Umarmungen von beiden Seiten! Dann folgt eilfertig Gefrage der Schwester, welcher glückliche Zufall denn Psychen zu ihr bringe?
›Du weißt wohl‹, antwortete ihr diese, ›daß ihr mir rietet, dem Ungeheuer, das unter dem erlogenen Namen meines Gemahls bei mir schlief, die Kehle abzuschneiden, bevor es mich arme Unglücklichselige verschlänge. Als ich mich nun dazu anschickte und mit der Lampe in der Hand – gleichfalls nach eurem Rate – dem Bette mich näherte, wurde ich von dem allerunerwartetsten, himmlischsten Anblick überrascht. Lag doch der Sohn der Göttin Venus, Cupido selbst, in sanfter Ruhe eingeschlummert da! Freude und Fülle der Wollust durchströmte mich, als ich ihn erblickte.
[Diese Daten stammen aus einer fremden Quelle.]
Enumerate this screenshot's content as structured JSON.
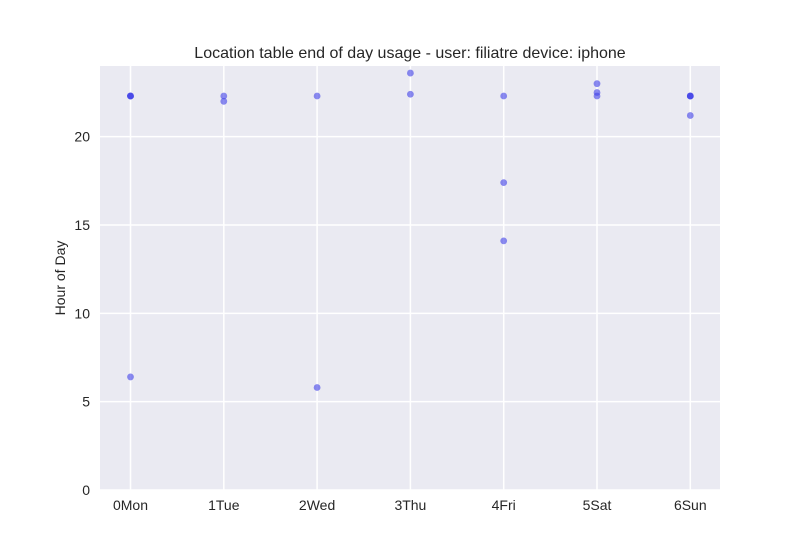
{
  "chart_data": {
    "type": "scatter",
    "title": "Location table end of day usage -  user: filiatre device: iphone",
    "xlabel": "",
    "ylabel": "Hour of Day",
    "categories": [
      "0Mon",
      "1Tue",
      "2Wed",
      "3Thu",
      "4Fri",
      "5Sat",
      "6Sun"
    ],
    "yticks": [
      0,
      5,
      10,
      15,
      20
    ],
    "ylim": [
      0,
      24
    ],
    "grid": true,
    "colors": {
      "background": "#EAEAF2",
      "grid": "#FFFFFF",
      "point": "#4040E8",
      "text": "#262626"
    },
    "points": [
      {
        "x": 0,
        "y": 22.3
      },
      {
        "x": 0,
        "y": 22.3
      },
      {
        "x": 0,
        "y": 22.3
      },
      {
        "x": 0,
        "y": 6.4
      },
      {
        "x": 1,
        "y": 22.3
      },
      {
        "x": 1,
        "y": 22.0
      },
      {
        "x": 2,
        "y": 22.3
      },
      {
        "x": 2,
        "y": 5.8
      },
      {
        "x": 3,
        "y": 23.6
      },
      {
        "x": 3,
        "y": 22.4
      },
      {
        "x": 4,
        "y": 22.3
      },
      {
        "x": 4,
        "y": 17.4
      },
      {
        "x": 4,
        "y": 14.1
      },
      {
        "x": 5,
        "y": 23.0
      },
      {
        "x": 5,
        "y": 22.5
      },
      {
        "x": 5,
        "y": 22.3
      },
      {
        "x": 6,
        "y": 22.3
      },
      {
        "x": 6,
        "y": 22.3
      },
      {
        "x": 6,
        "y": 22.3
      },
      {
        "x": 6,
        "y": 21.2
      }
    ]
  }
}
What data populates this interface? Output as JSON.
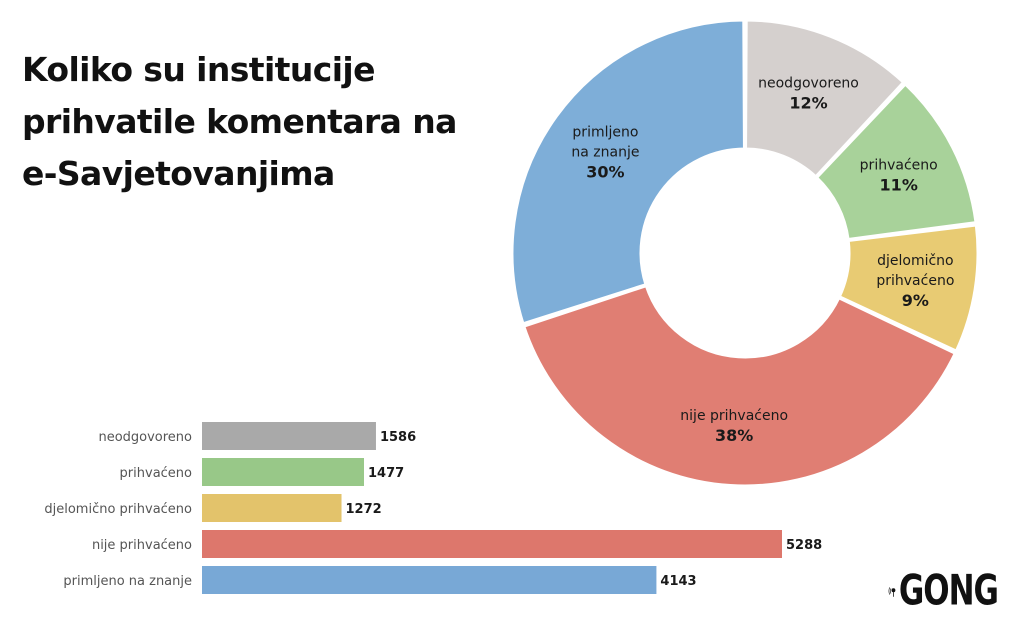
{
  "title_lines": [
    "Koliko su institucije",
    "prihvatile komentara na",
    "e-Savjetovanjima"
  ],
  "logo_text": "GONG",
  "chart_data": [
    {
      "type": "donut",
      "slices": [
        {
          "label_lines": [
            "neodgovoreno"
          ],
          "value_label": "12%",
          "value": 12,
          "color": "#d5d0ce"
        },
        {
          "label_lines": [
            "prihvaćeno"
          ],
          "value_label": "11%",
          "value": 11,
          "color": "#a8d29a"
        },
        {
          "label_lines": [
            "djelomično",
            "prihvaćeno"
          ],
          "value_label": "9%",
          "value": 9,
          "color": "#e8cb73"
        },
        {
          "label_lines": [
            "nije prihvaćeno"
          ],
          "value_label": "38%",
          "value": 38,
          "color": "#e07e73"
        },
        {
          "label_lines": [
            "primljeno",
            "na znanje"
          ],
          "value_label": "30%",
          "value": 30,
          "color": "#7eaed8"
        }
      ]
    },
    {
      "type": "bar",
      "orientation": "horizontal",
      "categories": [
        "neodgovoreno",
        "prihvaćeno",
        "djelomično prihvaćeno",
        "nije prihvaćeno",
        "primljeno na znanje"
      ],
      "values": [
        1586,
        1477,
        1272,
        5288,
        4143
      ],
      "colors": [
        "#a9a9a9",
        "#98c888",
        "#e3c36b",
        "#dd776c",
        "#78a8d6"
      ]
    }
  ]
}
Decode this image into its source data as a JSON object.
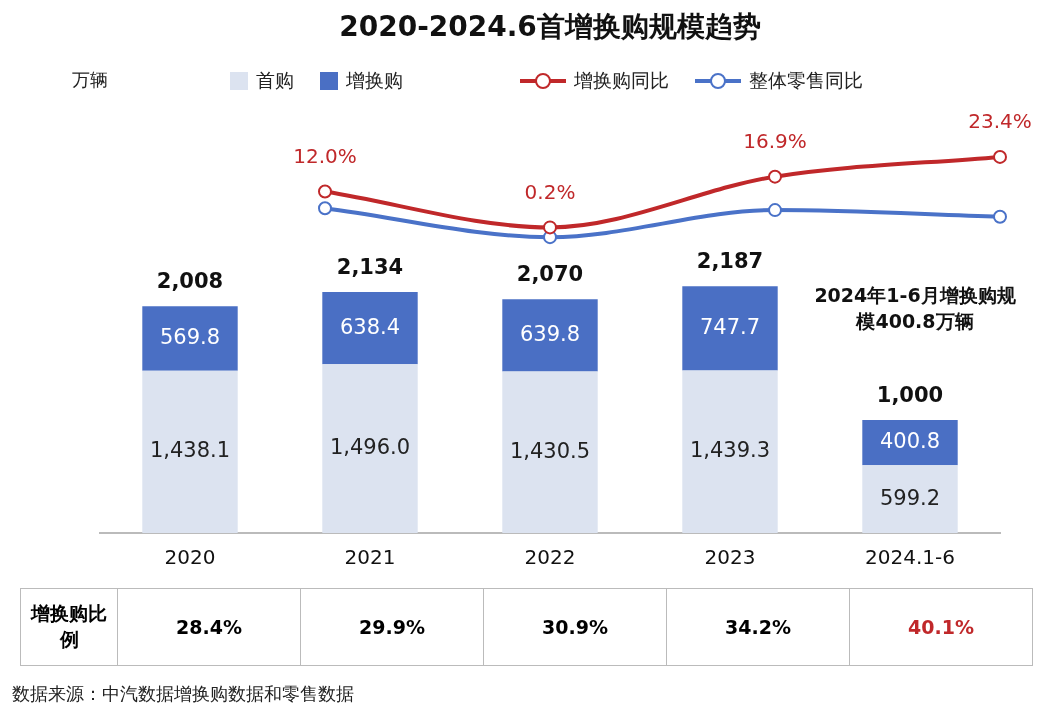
{
  "chart_data": [
    {
      "type": "bar",
      "stacked": true,
      "legend": "top",
      "categories": [
        "2020",
        "2021",
        "2022",
        "2023",
        "2024.1-6"
      ],
      "series": [
        {
          "name": "首购",
          "color": "#dce3f0",
          "values": [
            1438.1,
            1496.0,
            1430.5,
            1439.3,
            599.2
          ],
          "value_labels": [
            "1,438.1",
            "1,496.0",
            "1,430.5",
            "1,439.3",
            "599.2"
          ]
        },
        {
          "name": "增换购",
          "color": "#4a6fc4",
          "values": [
            569.8,
            638.4,
            639.8,
            747.7,
            400.8
          ],
          "value_labels": [
            "569.8",
            "638.4",
            "639.8",
            "747.7",
            "400.8"
          ]
        }
      ],
      "totals": [
        "2,008",
        "2,134",
        "2,070",
        "2,187",
        "1,000"
      ],
      "annotations": [
        "万辆",
        "2024年1-6月增换购规模400.8万辆",
        "增换购比例",
        "28.4%",
        "29.9%",
        "30.9%",
        "34.2%",
        "40.1%",
        "数据来源：中汽数据增换购数据和零售数据"
      ]
    },
    {
      "type": "line",
      "title": "2020-2024.6首增换购规模趋势",
      "legend": "top",
      "marker": "circle",
      "categories": [
        null,
        null,
        null,
        null,
        null
      ],
      "series": [
        {
          "name": "增换购同比",
          "color": "#c0282a",
          "values": [
            null,
            12.0,
            0.2,
            16.9,
            23.4
          ],
          "value_labels": [
            null,
            "12.0%",
            "0.2%",
            "16.9%",
            "23.4%"
          ]
        },
        {
          "name": "整体零售同比",
          "color": "#4a72c8",
          "values": [
            null,
            6.5,
            -3.0,
            5.9,
            3.7
          ]
        }
      ]
    }
  ]
}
Nur zu bald aber verwirrten sich meine Sinne über dem staunenden Betrachten seiner göttlichen Schönheit, und lüstern nach mangelndem Genusse, vergaß ich mich. Da mußte, zu meinem Unglück, die verwünschte Lampe von siedendem Öl überwallen und dem Gott die Schulter verletzen. Der Schmerz schreckte ihn den Augenblick aus dem Schlafe auf, und da er mich mit Feuer und Stahl bewaffnet vor sich sah, rief er: Abscheulich! Du? Mich? Auf der Stelle räume das Ehebette. Nun habe ich mit dir weiter nichts zu schaffen! Nein! Deine Schwester – und hier nannte er deinen Namen – soll deine Stelle vertreten, sie nehme ich förmlich zur Gemahlin. Und sogleich ließ er mich vom Zephyr weit aus dem Bezirk seines Palastes wegtragen.‹
Kaum hatte Psyche ihre Erzählung vollendet, als jene schon, von dem Sporn wütender Begierden und boshaften Neides getrieben mit einer schnellgeschmiedeten Lüge vom Tode ihrer Eltern, ihren Mann hintergeht, sich zu Schiffe begibt und in aller Eile nach dem Felsen hinsegelt.